VMware Postgres Archiver Service changes status to "stopped"
book
Article ID: 318472
calendar_today
Updated On:
Products
VMware vCenter ServerVMware vCenter Server 7.0VMware vCenter Server 8.0
Issue/Introduction
VMware Postgres Archiver Service changes status to “stopped” after configuring scheduled backups for the vCenter server appliance.
In /var/log/vmware/vpostgres/pg_archiver.log-[n].stderr, you see error similar to:
yyyy-mm-ddThh:mm:ss.mssZ ERROR pg_archiver could not receive data from WAL stream: server closed the connection unexpectedly This probably means the server terminated abnormally before or while processing the request.
In /var/log/vmware/vpostgres/postgresql-[nn].log you see error similar to:
yyyy-mm-ddThh:mm:ss.mssZ UTC 5ae81b07.c7c9 0 [unknown] archiver LOG: terminating walsender process due to replication timeout
vmware-vpostgres service appears to be crashing on startup post patching the vCenter appliance from build 8.0.3.00500 to 8.0.3.00600.
Environment
VMware vCenter Server Appliance 6.7.x, 7.x and 8.x.
Cause
This is caused by the wal_sender_timeout value being too low.
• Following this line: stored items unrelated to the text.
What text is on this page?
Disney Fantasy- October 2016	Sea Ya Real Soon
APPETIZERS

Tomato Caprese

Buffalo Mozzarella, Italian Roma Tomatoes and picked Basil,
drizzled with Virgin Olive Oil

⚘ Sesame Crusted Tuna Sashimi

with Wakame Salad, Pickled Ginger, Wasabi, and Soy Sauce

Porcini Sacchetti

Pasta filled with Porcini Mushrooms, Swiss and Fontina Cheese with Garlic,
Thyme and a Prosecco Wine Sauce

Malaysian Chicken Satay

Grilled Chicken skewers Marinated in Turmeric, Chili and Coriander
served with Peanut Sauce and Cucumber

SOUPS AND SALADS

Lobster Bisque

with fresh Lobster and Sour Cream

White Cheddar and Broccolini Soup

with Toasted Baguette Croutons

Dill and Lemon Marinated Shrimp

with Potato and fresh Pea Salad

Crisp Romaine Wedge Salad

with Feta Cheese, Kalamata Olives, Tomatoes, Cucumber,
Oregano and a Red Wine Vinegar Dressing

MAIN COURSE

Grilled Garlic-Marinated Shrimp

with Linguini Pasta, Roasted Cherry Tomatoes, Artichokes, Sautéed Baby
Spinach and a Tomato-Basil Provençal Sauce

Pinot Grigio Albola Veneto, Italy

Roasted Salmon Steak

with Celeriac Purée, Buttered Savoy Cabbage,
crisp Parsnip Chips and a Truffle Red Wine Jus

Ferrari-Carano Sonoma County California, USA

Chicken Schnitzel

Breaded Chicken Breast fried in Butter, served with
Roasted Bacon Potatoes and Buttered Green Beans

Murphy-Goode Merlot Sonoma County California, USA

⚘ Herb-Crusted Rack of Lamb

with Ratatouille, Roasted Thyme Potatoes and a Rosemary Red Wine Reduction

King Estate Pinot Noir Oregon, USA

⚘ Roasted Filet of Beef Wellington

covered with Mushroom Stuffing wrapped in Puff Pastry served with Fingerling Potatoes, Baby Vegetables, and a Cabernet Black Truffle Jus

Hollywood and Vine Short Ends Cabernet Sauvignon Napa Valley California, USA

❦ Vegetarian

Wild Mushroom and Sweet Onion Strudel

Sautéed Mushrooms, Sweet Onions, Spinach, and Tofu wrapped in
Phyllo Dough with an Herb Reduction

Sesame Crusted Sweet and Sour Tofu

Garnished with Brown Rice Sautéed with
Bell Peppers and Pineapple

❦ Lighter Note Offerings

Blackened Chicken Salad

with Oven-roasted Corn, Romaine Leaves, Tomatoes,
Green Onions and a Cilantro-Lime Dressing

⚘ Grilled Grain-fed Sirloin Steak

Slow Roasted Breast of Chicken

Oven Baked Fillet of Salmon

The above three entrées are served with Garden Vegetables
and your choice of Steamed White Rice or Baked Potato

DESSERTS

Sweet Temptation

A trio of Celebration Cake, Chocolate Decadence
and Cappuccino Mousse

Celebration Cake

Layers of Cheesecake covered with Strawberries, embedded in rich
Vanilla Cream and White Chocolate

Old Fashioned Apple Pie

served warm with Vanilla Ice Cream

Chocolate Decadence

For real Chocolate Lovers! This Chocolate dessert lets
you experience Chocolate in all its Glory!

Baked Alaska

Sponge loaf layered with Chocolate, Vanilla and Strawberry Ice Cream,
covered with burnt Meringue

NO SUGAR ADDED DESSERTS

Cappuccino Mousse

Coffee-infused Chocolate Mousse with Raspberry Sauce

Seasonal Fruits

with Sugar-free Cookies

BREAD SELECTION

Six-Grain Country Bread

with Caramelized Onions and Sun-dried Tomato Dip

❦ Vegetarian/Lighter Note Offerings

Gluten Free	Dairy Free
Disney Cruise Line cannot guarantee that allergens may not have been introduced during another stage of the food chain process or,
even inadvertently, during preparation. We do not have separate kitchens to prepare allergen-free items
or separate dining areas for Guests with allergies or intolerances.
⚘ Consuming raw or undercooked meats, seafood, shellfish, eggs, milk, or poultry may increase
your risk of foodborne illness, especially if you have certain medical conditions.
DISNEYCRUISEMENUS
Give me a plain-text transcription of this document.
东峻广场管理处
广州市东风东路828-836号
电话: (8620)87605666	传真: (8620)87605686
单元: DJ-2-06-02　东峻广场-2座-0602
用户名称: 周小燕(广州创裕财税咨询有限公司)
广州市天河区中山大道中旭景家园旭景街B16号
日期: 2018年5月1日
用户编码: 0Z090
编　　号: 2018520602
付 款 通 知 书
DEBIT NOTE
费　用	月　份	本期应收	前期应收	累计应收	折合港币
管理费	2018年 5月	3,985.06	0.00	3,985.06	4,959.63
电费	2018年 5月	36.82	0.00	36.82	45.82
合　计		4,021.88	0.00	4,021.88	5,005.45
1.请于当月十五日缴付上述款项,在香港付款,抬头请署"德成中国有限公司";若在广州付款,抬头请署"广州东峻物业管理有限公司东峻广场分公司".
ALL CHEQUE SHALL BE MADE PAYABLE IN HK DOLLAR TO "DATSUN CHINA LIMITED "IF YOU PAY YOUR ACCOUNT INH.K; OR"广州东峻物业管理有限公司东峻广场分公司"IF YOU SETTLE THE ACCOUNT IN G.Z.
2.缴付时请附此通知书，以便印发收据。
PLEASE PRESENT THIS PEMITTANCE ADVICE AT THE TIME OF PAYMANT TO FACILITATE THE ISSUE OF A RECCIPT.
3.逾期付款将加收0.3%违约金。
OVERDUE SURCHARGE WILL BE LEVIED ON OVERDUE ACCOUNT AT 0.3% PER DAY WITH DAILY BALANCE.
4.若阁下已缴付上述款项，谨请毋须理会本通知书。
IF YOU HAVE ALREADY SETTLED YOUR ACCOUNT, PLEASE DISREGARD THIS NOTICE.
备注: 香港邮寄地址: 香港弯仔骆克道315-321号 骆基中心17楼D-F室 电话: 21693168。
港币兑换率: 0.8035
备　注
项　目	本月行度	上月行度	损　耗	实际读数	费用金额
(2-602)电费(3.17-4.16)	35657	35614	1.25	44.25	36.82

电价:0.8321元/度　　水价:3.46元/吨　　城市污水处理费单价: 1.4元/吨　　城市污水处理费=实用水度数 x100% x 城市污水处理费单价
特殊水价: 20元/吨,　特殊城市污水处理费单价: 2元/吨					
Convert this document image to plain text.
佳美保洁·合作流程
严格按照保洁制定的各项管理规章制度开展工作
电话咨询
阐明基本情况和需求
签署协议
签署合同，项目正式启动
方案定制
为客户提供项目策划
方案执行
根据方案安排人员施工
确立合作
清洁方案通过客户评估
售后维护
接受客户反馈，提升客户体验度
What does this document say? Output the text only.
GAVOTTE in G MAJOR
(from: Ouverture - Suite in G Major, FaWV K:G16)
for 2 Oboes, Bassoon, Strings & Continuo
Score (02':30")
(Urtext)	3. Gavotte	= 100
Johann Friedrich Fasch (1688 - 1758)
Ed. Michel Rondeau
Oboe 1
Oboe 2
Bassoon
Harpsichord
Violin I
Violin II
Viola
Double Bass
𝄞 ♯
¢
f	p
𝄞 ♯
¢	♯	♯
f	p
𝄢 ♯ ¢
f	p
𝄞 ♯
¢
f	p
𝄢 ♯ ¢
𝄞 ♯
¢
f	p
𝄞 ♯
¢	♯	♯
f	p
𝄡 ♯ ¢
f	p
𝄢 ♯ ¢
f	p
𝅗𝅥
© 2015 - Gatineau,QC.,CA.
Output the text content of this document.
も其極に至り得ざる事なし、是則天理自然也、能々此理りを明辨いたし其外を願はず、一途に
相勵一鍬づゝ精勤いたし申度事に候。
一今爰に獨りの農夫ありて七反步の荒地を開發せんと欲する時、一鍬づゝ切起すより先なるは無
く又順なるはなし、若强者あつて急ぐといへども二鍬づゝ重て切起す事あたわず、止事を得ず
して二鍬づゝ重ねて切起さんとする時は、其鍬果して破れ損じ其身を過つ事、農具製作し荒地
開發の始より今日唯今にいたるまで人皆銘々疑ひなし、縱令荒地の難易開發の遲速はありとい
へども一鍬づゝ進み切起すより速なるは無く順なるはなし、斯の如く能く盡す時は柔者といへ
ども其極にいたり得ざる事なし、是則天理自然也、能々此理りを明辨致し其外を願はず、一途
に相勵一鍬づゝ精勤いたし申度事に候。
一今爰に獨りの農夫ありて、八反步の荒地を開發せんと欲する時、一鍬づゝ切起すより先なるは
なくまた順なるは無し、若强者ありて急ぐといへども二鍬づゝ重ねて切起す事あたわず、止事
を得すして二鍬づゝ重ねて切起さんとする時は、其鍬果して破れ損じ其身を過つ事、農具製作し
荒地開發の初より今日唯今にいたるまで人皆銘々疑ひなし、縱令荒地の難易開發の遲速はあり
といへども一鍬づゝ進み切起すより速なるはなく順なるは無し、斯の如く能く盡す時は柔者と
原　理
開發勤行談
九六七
If the vCenter Server appliance experiences high CPU load, the Postgres service may stop the archiver, as it cannot report within the timeout limit configured by default.
Resolution
Please note: Take snapshot of vCenter or backup of vCenter prior to making any changes. If the vCenter is part of Enhance Linked mode / VMware Cloud Foundation, make sure the environment has offline snapshots available, refer KB - 85662
Automated Workaround
Download the script attached within this KB named "Update-Postgres-Conf.py"
Using WinScp copy the script to the vCenter to the /tmp/scripts location (Note there is no scripts directory, this is a newly created directory.)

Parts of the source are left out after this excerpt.